Retro Force is a Shoot-'em up game that is published and developed by Psygnosis. It is set to be based in the future where 4 brave pilots must travel back in time in order to bring back the lost pieces of the holy artifact, Retro Force was released in March 1999 which is only released in Europe, The soundtrack to the game was composed By Gary Mckill.

Gameplay
In Retro Force, you get to play as one of the four members of Retro Force, you can get to choose either Paris, Hawtin, Pi, or Sinclair whatever suits your skill, but they each have their own aerial attributes, with your chosen character, you then have to shoot down your enemies from the sky and from the ground, you'll get to earn points by shooting down the enemies.
And also, you get to collect Bonus crystals, the more bonus crystals you collect, the bigger the score, and of course keep an eye on the super crystals, they hide in hard to reach places and in secret hiding places.

Plot
The story is taken place on 29 November 2999 where the invasion starts and the Millennium celebration began to a halt, a giant UFO came towards the temple called the Commune of Worship which is home to the Holy Artifact, as the sirens blare at Combat Air Defense Academy(CADA), Retro Force battle out the UFO to stop them from taking the Holy Artifact, but they were too late as the final piece of the Holy Artifact combined with the rest, powers were unleashed leaving Retro force and the UFO disappear back through time.

Reception

Retro Force received mixed to negative reviews.

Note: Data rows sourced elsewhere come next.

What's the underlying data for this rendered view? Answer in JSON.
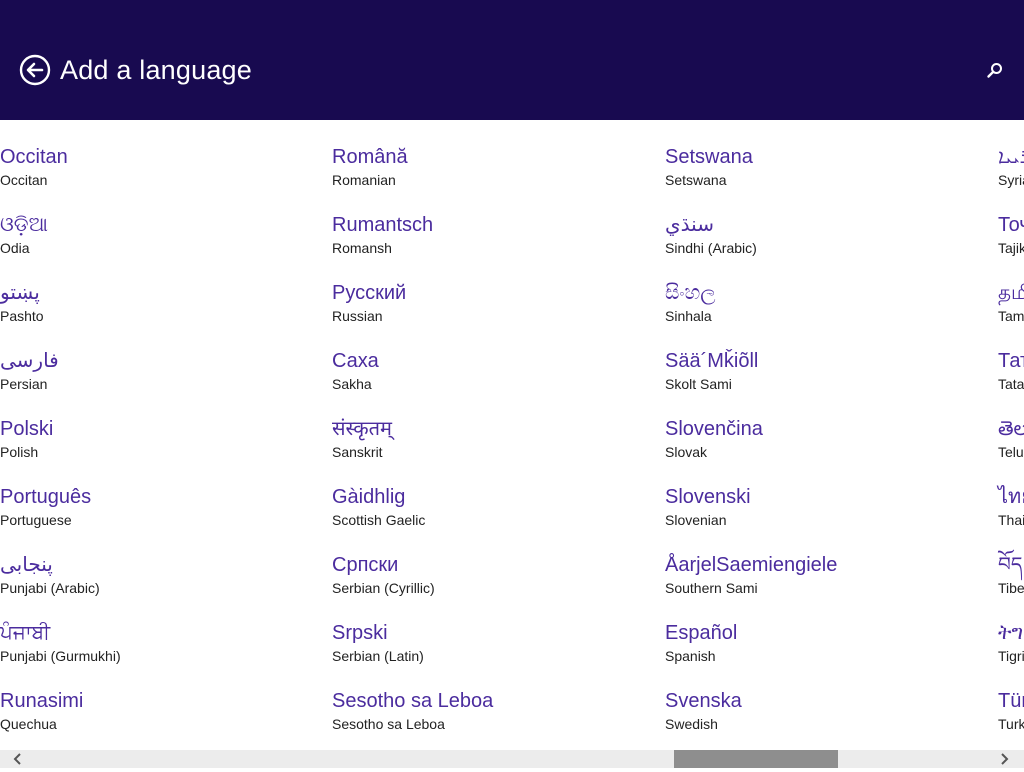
{
  "header": {
    "title": "Add a language",
    "back_icon": "back-arrow-circle-icon",
    "search_icon": "search-icon",
    "background_color": "#180a50"
  },
  "accent_color": "#4b2c9e",
  "columns": [
    {
      "items": [
        {
          "native": "Occitan",
          "english": "Occitan"
        },
        {
          "native": "ଓଡ଼ିଆ",
          "english": "Odia"
        },
        {
          "native": "پښتو",
          "english": "Pashto"
        },
        {
          "native": "فارسی",
          "english": "Persian"
        },
        {
          "native": "Polski",
          "english": "Polish"
        },
        {
          "native": "Português",
          "english": "Portuguese"
        },
        {
          "native": "پنجابی",
          "english": "Punjabi (Arabic)"
        },
        {
          "native": "ਪੰਜਾਬੀ",
          "english": "Punjabi (Gurmukhi)"
        },
        {
          "native": "Runasimi",
          "english": "Quechua"
        }
      ]
    },
    {
      "items": [
        {
          "native": "Română",
          "english": "Romanian"
        },
        {
          "native": "Rumantsch",
          "english": "Romansh"
        },
        {
          "native": "Русский",
          "english": "Russian"
        },
        {
          "native": "Саха",
          "english": "Sakha"
        },
        {
          "native": "संस्कृतम्",
          "english": "Sanskrit"
        },
        {
          "native": "Gàidhlig",
          "english": "Scottish Gaelic"
        },
        {
          "native": "Српски",
          "english": "Serbian (Cyrillic)"
        },
        {
          "native": "Srpski",
          "english": "Serbian (Latin)"
        },
        {
          "native": "Sesotho sa Leboa",
          "english": "Sesotho sa Leboa"
        }
      ]
    },
    {
      "items": [
        {
          "native": "Setswana",
          "english": "Setswana"
        },
        {
          "native": "سنڌي",
          "english": "Sindhi (Arabic)"
        },
        {
          "native": "සිංහල",
          "english": "Sinhala"
        },
        {
          "native": "Sää´Mǩiõll",
          "english": "Skolt Sami"
        },
        {
          "native": "Slovenčina",
          "english": "Slovak"
        },
        {
          "native": "Slovenski",
          "english": "Slovenian"
        },
        {
          "native": "ÅarjelSaemiengiele",
          "english": "Southern Sami"
        },
        {
          "native": "Español",
          "english": "Spanish"
        },
        {
          "native": "Svenska",
          "english": "Swedish"
        }
      ]
    },
    {
      "items": [
        {
          "native": "ܣܘܪܝܝܐ",
          "english": "Syria"
        },
        {
          "native": "Тоҷ",
          "english": "Tajik"
        },
        {
          "native": "தமி",
          "english": "Tam"
        },
        {
          "native": "Тат",
          "english": "Tata"
        },
        {
          "native": "తెలు",
          "english": "Telu"
        },
        {
          "native": "ไทย",
          "english": "Thai"
        },
        {
          "native": "བོད",
          "english": "Tibe"
        },
        {
          "native": "ትግ",
          "english": "Tigri"
        },
        {
          "native": "Tür",
          "english": "Turk"
        }
      ]
    }
  ],
  "scrollbar": {
    "left_icon": "chevron-left-icon",
    "right_icon": "chevron-right-icon",
    "position_fraction": 0.66
  }
}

Official UK PlayStation Magazine gave the game an 5 out of 10, while Das Offizielle PlayStation Magazin gave it an 3,3 out of 10. The only review that was decent enough, was from the German PlayStation Magazine called PlayStation Zone (later PlayZone), which the mag scored a 77% and also included a playable demo of the game on its cover disc of the fourth issue, in where the game was reviewed.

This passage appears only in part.